De la danse d’amour
Chacun des amants qui aiment le Seigneur,
S’en vienne à la danse, en y chantant d’amour !
S’en vienne à la danse tout enamouré,
Désirant Celui qui l’a jadis créé ;
Par amour ardent, le cœur tout enflammé,
Que soit transformé par sa grande ferveur !
Que tout embrasé par l’ardent feu d’amour,
Comme un insensé qui ne trouve repos,
Le Christ embrassant, ne l’embrasse pas peu,
Mais que dans ce jeu se détruise le cœur !
Le cœur se détruit comme au feu fait la glace,
Quand avec mon Seigneur dedans je m’embrasse ;
Criant amour, d’amour je m’anéantis ;
Avec l’amour gis, comme enivré d’amour.
Tous enivrés d’amour, que crient les amants ;
Chantez au Christ Amour de plus nouveaux chants ;
Et bénissez-le par-dessus tous les Saints,
Puisque’ ces délices, les envoie amour.
L’amour qu’est donné dans notre intelligence,
Nous l’a envoyé le Christ omnipotent,
Parce qu’il veut que tous nous l’aimions fervents,
Car est le Donnant et toi le Receveur.
C’est toi qui reçois Jésus-Christ véridique,
Qui descend en toi quand et comme il lui plaît.

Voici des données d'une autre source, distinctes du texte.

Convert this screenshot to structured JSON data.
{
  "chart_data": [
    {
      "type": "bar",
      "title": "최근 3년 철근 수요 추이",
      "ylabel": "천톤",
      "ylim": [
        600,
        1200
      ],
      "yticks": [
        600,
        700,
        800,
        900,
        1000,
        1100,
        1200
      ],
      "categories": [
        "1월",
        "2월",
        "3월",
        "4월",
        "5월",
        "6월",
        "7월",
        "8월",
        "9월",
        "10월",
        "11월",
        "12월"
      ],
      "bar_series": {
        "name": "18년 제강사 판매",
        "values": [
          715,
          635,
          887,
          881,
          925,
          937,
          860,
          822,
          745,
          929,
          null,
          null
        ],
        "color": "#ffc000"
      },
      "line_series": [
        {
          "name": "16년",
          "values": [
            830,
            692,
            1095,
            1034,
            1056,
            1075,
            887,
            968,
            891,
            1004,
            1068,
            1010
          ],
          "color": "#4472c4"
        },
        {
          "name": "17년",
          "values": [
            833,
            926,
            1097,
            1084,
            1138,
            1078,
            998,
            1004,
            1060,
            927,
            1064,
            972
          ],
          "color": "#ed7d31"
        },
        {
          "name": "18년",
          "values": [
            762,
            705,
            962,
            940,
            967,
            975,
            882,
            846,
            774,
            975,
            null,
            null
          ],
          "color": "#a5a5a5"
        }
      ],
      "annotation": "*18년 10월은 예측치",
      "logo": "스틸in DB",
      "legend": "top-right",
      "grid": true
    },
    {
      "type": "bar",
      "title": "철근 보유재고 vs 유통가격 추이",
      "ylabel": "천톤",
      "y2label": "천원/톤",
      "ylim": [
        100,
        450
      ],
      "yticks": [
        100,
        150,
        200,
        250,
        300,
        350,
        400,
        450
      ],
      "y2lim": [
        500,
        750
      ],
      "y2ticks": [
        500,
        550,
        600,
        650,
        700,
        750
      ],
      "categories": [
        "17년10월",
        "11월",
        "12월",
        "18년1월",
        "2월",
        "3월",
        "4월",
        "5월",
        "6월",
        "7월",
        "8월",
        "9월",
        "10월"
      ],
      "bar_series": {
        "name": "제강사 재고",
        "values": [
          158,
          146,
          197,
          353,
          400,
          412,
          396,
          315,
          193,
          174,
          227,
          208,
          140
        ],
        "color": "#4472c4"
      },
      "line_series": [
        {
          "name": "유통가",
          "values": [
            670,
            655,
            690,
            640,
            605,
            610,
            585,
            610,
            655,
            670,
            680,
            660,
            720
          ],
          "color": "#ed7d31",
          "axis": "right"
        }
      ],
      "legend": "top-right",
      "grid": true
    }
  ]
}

Ô mon âme, comment seras-tu capable
De recevoir, osée, Celui qui te fit ?
Tu le connaîtras hors de l’intelligence,
Sans compréhension, par affectivité ;
Laissant tout travail qui ci-dessus est dit,
Seule affectivité touchera l’amour.
En touchant Amour, d’Amour seras touché ;
Vêtant amour, seras de toi dépouillé ;
Tout entier de toi seras alors privé
Et transformé en Lui qui te conduira.
Ô amour, amour, où donc m’as-tu mené ?
Ô amour, amour, hors de moi m’as tiré,
Ô amour, amour, ne sais où suis allé,
Me voici entré en fournaise d’amour.
Arde dans le feu et en hurlant languis,
En vivant me meurs et en mourant revis ;
Pourtant n’aime pas, mais d’amour ai si soif,
Et si grand faim ai de retrouver l’amour.
Chacun des amants qui aime le Seigneur
S’en vienne à la danse en y chantant d’amour !
Jacopone da TODI.
Traduit de l’ombrien par Pierre Barbet.